A deputada federal Flordelis (PSD-RJ) durante sessão na Câmara, em maio de 2019 - Michel Jesus/Câmara dos Deputados
A deputada federal Flordelis (PSD-RJ) durante sessão na Câmara, em maio de 2019 Imagem: Michel Jesus/Câmara dos Deputados
do UOL

Do UOL, em São Paulo

27/10/2020 15h40

A Mesa Diretoria da Câmara dos Deputados adiou para amanhã a reunião que decide se o caso da deputada Flordelis (PSD) será enviado ao Conselho de Ética. Anteriormente, a reunião aconteceria hoje às 10h.

O processo pode levar à cassação do mandato de Flordelis. A deputada é acusada de ser a mandante do assassinato do marido, o pastor Anderson do Carmo, morto em 2019, e só não foi presa porque tem imunidade parlamentar.

Com o adiamento, a reunião será realizada amanhã. Não foi informativo o motivo para a mudança de datas.

O corregedor da Câmara dos Deputados, Paulo Bengtson (PTB), será o responsável por ler o parecer aos participantes da Mesa Diretoria. Em seguida, eles decidem se o caso será encaminhado ao Conselho de Ética para abertura de processo contra a deputada.

A Mesa Diretora é composta pelo presidente da Câmara, Rodrigo Maia (DEM-RJ), e mais seis integrantes titulares, além de quatro suplentes.

Caso Flordelis

Pastora evangélica e cantora gospel, Flordelis é considerada pela Polícia Civil do Rio a mandante do assassinato do próprio marido, o pastor Anderson do Carmo, morto em 16 de junho de 2019 ao chegar em casa, em Niterói. Ele tinha 42 anos.

Em 24 de agosto, Flordelis foi denunciada pelo MP-RJ (Ministério Público do Rio de Janeiro) por quatro crimes consumados e um tentado: homicídio triplamente qualificado, tentativa de homicídio duplamente qualificado, associação criminosa, uso de documento falso e falsidade ideológica.
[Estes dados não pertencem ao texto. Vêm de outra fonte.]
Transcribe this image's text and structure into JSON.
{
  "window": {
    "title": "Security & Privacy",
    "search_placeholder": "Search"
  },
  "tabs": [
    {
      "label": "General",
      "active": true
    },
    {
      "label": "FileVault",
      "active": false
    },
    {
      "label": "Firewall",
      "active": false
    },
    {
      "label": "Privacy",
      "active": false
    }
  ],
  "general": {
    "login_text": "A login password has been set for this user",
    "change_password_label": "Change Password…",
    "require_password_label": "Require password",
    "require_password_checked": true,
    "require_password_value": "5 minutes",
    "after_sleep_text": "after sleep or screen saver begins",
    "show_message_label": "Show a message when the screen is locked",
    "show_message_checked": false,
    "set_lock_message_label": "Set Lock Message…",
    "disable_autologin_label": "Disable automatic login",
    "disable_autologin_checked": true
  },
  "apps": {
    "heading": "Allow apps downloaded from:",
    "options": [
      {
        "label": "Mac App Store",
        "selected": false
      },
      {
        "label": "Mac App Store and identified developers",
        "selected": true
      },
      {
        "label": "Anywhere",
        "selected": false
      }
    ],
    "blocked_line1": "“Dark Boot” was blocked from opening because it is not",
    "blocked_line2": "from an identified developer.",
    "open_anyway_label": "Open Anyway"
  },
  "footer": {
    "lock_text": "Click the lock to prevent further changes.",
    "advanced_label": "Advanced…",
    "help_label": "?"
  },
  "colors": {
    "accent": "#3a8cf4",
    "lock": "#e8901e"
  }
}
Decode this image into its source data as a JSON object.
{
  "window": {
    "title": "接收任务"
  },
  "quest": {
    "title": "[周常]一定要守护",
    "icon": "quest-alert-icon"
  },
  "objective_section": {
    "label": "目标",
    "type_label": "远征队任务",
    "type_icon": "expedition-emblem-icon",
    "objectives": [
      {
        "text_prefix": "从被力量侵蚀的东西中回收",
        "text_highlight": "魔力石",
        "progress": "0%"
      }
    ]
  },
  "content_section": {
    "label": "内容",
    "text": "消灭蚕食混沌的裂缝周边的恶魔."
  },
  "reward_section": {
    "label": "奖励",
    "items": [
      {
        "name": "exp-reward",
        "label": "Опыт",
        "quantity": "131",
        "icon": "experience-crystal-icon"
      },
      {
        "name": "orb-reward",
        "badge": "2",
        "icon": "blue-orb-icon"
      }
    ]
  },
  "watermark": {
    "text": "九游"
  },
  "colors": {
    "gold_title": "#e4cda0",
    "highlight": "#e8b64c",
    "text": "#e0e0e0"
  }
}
Por ter imunidade parlamentar, ela não foi presa.

Sete filhos e uma neta de Flordelis, também denunciados pelos crimes, estão presos. No último dia 8, a deputada se apresentou na na Seap (Secretaria de Administração Penitenciária), em São Gonçalo, Região Metropolitana do RJ, para colocar a tornozeleira eletrônica após ser intimada pela Justiça fluminense.

Há duas semanas, a ministra Cármen Lúcia, do STF (Supremo Tribunal Federal), rejeitou um pedido apresentado pela defesa de Flordelis para suspender o uso de tornozeleira eletrônica.